Certain logistics companies are now offering services to online retailers, which will help them identify the delivery routes most suited to make the immediate transition to electric delivery vehicles.
Last mile for vaccines
While ensuring equitable access to COVID-19 vaccines remains the most pressing issue in global vaccine distribution, effective last-mile delivery is another critical issue for countries. The key challenges are cold storage, second vaccine dose needs, and a disconnect between the vaccine and patient journey.
“Governments and logistics companies could think about teaming up with players who are experienced in managing very local, capillary demand and with integrating a large number of local retail outlets,” says Anja Huber, Engagement Manager, McKinsey & Company. “Examples include large online retailers, eGrocery giants and technology platform players”

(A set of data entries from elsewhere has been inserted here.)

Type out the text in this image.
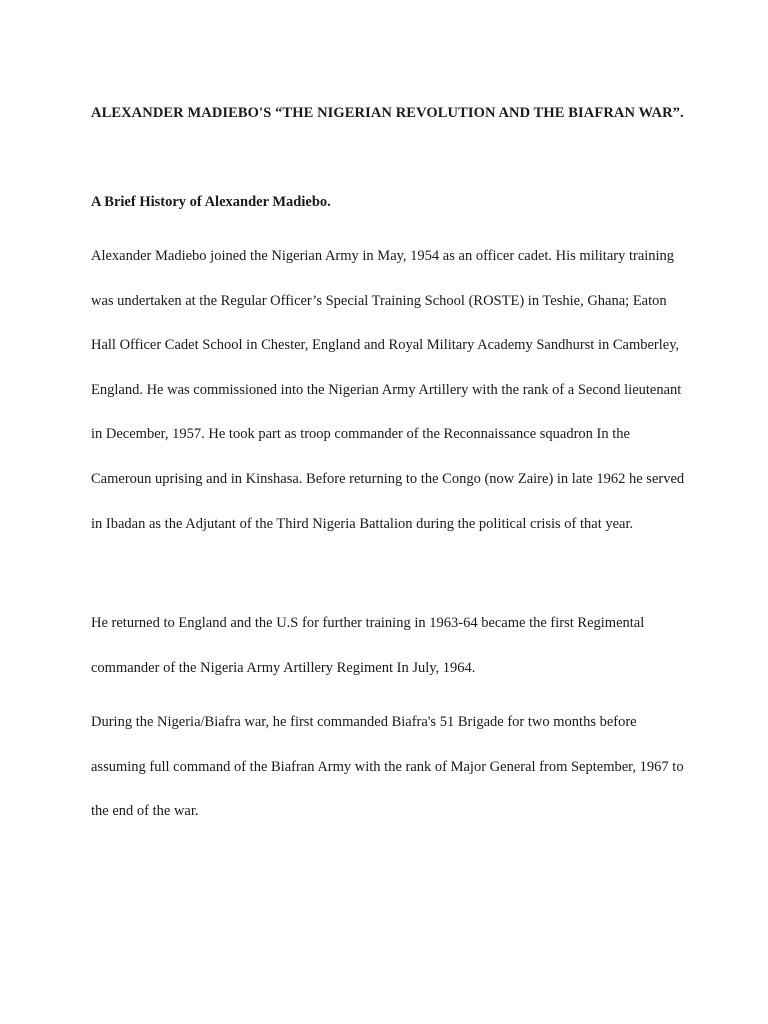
ALEXANDER MADIEBO'S “THE NIGERIAN REVOLUTION AND THE BIAFRAN WAR”.
A Brief History of Alexander Madiebo.

Alexander Madiebo joined the Nigerian Army in May, 1954 as an officer cadet. His military training was undertaken at the Regular Officer’s Special Training School (ROSTE) in Teshie, Ghana; Eaton Hall Officer Cadet School in Chester, England and Royal Military Academy Sandhurst in Camberley, England. He was commissioned into the Nigerian Army Artillery with the rank of a Second lieutenant in December, 1957. He took part as troop commander of the Reconnaissance squadron In the Cameroun uprising and in Kinshasa. Before returning to the Congo (now Zaire) in late 1962 he served in Ibadan as the Adjutant of the Third Nigeria Battalion during the political crisis of that year.

He returned to England and the U.S for further training in 1963-64 became the first Regimental commander of the Nigeria Army Artillery Regiment In July, 1964.

During the Nigeria/Biafra war, he first commanded Biafra's 51 Brigade for two months before assuming full command of the Biafran Army with the rank of Major General from September, 1967 to the end of the war.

Potential solutions countries can implement for efficient vaccine delivery include real-time logistics planning, data integration, centralized management of delivery strategies at the national level and many more.
There are also early examples of countries that have handled this challenge particularly well. While there are many factors in vaccine distribution success, broadly speaking, countries with tight integration of healthcare and logistics stakeholders seem to show the highest national vaccination rates two months into 2021.
These include Israel, the UK and Chile outperforming other countries with more decentralized healthcare systems, like the US and Germany, which had slower initial vaccine rollouts.
Clearly, much still needs to be done to ensure developed countries overcome operational issues with vaccine delivery. However, mobility solutions should not overshadow an even larger ethical challenge in the differences of vaccine access between the global north and global south, which is a priority for greater equity.
Future of the last mile
The impact of COVID-19 on the last-mile delivery has accelerated existing trends across the sector, leading to six structural changes expected to shape the future of last mile deliveries.
These will be part of a broader urban mobility transition, driven by public policy and company actions. As cities and logistics leaders continue the sustainable urban delivery transition, close public-private coordination will be critical. Zero Emissions Urban Fleets (ZEUF) network, for example, provides a relevant dedicated stakeholder platform for this work.